A description of the policies Wyden is pursuing follows:
Elimination of tax benefits for certain Russians and Belarusians operating in the United States
There are a number of tax provisions that provide benefits to foreign persons with income connected to the United States. For example, tax treaties provide lower withholding tax rates on payments such as dividends and interest.
Under Wyden’s proposal, a number of these tax benefits would be eliminated for identified persons, subjecting any recipient to the full U.S. tax on the income, typically a 30 percent withholding tax on payments.
Individuals and entities listed by the Office of Financial Assets Control (OFAC) would initially lose their tax breaks.

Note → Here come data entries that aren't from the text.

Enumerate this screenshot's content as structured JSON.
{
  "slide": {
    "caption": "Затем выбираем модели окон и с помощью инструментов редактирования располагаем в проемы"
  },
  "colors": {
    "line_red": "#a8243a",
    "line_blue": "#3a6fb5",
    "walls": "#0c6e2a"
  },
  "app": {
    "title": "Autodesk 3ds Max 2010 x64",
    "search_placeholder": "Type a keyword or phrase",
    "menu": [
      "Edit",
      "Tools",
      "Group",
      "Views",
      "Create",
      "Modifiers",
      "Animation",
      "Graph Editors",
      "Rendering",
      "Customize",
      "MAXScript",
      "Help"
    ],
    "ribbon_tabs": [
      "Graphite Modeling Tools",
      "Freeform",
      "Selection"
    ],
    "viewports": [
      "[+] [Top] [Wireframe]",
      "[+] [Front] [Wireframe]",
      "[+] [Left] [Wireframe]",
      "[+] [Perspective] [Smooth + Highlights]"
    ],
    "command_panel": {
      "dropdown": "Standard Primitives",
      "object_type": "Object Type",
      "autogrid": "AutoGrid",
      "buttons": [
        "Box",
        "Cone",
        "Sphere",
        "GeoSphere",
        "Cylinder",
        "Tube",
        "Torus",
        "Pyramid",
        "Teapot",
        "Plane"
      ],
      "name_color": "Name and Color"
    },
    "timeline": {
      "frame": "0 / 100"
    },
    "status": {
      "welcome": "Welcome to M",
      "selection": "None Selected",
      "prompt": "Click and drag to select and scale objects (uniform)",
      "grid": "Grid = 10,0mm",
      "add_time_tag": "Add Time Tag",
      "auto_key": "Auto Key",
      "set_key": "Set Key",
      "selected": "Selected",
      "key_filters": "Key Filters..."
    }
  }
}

Elimination of preferential GILTI rate on Russian and Belarusian income, and denial of foreign tax credits and deductions for taxes paid to Russia and Belarus.
If a U.S. corporation earns income and pays taxes to Russia or Belarus, they currently receive two significant tax benefits: the preferential GILTI tax rate of 10.5 percent, and a foreign tax credit (FTC) that offsets U.S. taxes dollar-for-dollar.
Section 901(j) of the tax code eliminates the lower GILTI rate and disallows FTCs for income earned in countries supporting terrorism or without diplomatic relations with the United States. These countries are currently Iran, North Korea, Syria, and Sudan.
Under Wyden’s proposal, countries that are participating in, or materially supporting, the invasion of Ukraine, would be added to the list. While current law 901(j) delays application for six months once a country is listed, this would be reduced given the urgency of the war in Ukraine. The deduction for those taxes would also be denied ensuring American taxpayers are in no way subsidizing revenue received by Russia and Belarus.